De espaldas en la barra, tomando una
ginebra, tenía un codo apoyado y otro levantado, la espalda formaba una
diagonal entre los hombros. Zapatillas gastadas, una enganchada en el soporte
del banco y la otra desmayada en el piso. Uno sentado bocetaba al hombre de
espaldas.
Es costumbre de la terminal, el micro
esperado a las 20 horas, llega 21 o 21.30, según si pinchó goma, pisó la
banquina o el conductor casi se queda dormido y el que lo reemplaza lo advierte
y cambia de volante, más lento, seguro que más viejo.
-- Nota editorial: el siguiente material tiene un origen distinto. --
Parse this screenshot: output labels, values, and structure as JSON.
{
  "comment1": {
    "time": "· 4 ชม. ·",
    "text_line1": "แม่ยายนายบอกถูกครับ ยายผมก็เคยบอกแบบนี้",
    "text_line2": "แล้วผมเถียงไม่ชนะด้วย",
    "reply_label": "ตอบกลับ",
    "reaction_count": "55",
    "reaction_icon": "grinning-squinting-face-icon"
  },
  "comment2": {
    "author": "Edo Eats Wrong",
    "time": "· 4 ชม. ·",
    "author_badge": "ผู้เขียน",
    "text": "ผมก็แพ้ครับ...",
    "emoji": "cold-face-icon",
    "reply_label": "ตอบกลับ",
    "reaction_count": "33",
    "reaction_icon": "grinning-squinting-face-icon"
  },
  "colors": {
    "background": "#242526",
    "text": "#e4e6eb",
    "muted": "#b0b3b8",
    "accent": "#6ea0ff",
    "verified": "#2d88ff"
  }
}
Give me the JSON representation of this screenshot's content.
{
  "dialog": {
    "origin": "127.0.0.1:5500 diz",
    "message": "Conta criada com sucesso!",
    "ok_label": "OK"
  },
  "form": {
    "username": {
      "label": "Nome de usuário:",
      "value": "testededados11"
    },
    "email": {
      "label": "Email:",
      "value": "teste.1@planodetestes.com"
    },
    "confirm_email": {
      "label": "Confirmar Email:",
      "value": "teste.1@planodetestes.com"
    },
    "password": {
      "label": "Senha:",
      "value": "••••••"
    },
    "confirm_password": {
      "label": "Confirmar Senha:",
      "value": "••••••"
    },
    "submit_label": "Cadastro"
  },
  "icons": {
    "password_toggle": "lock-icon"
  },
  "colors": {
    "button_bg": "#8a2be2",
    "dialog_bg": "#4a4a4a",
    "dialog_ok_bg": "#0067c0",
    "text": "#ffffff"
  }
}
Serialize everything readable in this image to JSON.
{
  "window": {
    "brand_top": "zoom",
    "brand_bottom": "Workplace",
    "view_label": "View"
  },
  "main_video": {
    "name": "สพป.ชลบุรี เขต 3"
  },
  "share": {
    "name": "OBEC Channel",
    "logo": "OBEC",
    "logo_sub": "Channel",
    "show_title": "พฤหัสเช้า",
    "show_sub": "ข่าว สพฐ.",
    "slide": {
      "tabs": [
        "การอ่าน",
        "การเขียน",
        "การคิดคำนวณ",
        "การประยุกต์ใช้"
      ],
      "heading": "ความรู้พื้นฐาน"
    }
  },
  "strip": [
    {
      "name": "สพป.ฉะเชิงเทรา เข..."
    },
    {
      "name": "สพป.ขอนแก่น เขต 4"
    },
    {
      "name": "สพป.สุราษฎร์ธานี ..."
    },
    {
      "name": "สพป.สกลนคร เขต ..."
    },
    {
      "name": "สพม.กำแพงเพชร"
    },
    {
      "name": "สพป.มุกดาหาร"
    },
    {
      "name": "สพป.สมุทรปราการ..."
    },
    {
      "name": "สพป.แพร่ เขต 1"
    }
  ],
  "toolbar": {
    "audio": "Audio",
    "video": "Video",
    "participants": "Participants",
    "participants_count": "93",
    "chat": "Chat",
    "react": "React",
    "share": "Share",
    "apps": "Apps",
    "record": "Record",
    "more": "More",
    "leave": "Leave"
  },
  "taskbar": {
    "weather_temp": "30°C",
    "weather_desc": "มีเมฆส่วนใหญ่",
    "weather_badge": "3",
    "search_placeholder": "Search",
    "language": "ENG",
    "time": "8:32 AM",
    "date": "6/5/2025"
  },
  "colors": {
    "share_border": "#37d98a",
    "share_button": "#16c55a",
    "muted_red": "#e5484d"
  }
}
Sin apuro, le quedan doce
horas más de trabajo en otras rutas que conoce de memoria. Los viajeros
duermen, algunos con los cables en las orejas olvidan el mundo. Otros no pueden
dormir porque un niño llora sin consuelo y pasan las horas, envidian a los de
cables orejeros y les gustaría encontrar cinta de embalar para tapar la boca
del niño chillonero.
Llega a horario el micro del sentado que
boceta, le falta un montón al dibujo, deja que el micro se vaya, por nada del
mundo perdería ese modelo perfecto del hombre de la barra que pide –Pibe,
servime otra-. Y el pibe, con ojeras negras, hace once horas que llena copas,
copitas y agua mineral. El pibe piensa que no hay un mango y no se equivoca. Le
sirve otra y le dice con voz neutra –Señor mire que no terminó la otra-. El
hombre de espaldas contesta filoso –Hacé la tuya pibe, de mí me ocupo yo-. Toma las dos
ginebras hasta el fondo, se le desliza el codo en la barra y sueña. La boina
azul con mareo le cubre el cuello.
El dibujante se entusiasma y anima su
trabajo con el hombre dormido. El pibe de ojeras se acerca al sentado y le dice
–Está buenísimo, la verdá, lo felicito-.